Ada banyak sisi positif Rhoma Irama yang diabaikan orang. Ceramahnya yang memang rasialis itu telah menutup semuanya. Semoga menjadi pelajaran penting baginya jika memang bersungguh-sungguh hendak mengikuti Pilpres. Masih ada waktu dua tahun lagi untuk memperbaiki semuanya. Toh, hanya permainan kata-kata!
Daripada calon-calon lain. Cuma di mulut mengaku anti-korupsi, tetapi minyak goreng di rumahnya saja dibeli dengan uang korupsi. Mengaku anti-narkoba tetapi membela bandar narkoba. Mengaku kesatria tapi penakut. Mengaku menghargai konstitusi tetapi membangkang terhadap panggilan DPR. Mengaku membela rakyat kecil tetapi menghindari tanggungjawab lumpur. Tindakan-tindakannya berbeda jauh dari apa yang ia ucapkan. Masih lebih baik Rhoma Irama!

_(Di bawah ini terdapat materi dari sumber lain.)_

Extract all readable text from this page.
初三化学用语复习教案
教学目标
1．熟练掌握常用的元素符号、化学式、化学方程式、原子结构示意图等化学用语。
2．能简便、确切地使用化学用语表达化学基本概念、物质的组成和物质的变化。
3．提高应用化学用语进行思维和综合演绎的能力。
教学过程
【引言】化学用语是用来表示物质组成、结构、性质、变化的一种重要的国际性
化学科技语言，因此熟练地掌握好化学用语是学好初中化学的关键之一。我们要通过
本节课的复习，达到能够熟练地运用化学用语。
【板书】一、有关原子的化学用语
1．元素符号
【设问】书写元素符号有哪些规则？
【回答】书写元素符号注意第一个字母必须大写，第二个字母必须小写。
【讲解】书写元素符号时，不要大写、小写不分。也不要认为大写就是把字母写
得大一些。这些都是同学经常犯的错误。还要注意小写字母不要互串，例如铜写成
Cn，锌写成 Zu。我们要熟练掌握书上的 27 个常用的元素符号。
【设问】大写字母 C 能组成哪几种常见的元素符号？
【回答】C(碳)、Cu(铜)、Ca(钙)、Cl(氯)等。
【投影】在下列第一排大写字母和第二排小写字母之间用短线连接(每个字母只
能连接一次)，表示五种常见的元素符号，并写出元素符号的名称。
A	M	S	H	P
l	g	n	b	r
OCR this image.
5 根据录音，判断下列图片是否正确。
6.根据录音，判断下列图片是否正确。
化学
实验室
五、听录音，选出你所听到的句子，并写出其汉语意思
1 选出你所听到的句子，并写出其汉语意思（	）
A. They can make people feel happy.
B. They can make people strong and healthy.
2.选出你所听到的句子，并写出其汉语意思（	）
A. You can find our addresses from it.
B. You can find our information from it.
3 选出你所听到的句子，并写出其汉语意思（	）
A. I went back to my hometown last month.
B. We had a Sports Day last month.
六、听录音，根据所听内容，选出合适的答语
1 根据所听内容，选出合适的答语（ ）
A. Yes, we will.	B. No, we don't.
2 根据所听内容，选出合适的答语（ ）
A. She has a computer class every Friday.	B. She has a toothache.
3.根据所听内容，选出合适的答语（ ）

Lihat pula bagaimana para politisi sekarang ini berusaha menyingkirkan Yusuf Kalla dari gelanggang persaingan. Seseorang yang telah terbukti kemampuannya memimpin bangsa, terancam tak bisa mengikuti Pilpres karena tak punya perahu. Sudah menyingkirkan JK, sekarang hendak menjegal Rhoma Irama pula. Padahal, kedua orang ini sepertinya cocok juga berpasangan.
Sudah sepatutnya kita menghargai siapapun yang berniat memperbaiki keadaan bangsa ini, termasuk JK dan Rhoma Irama.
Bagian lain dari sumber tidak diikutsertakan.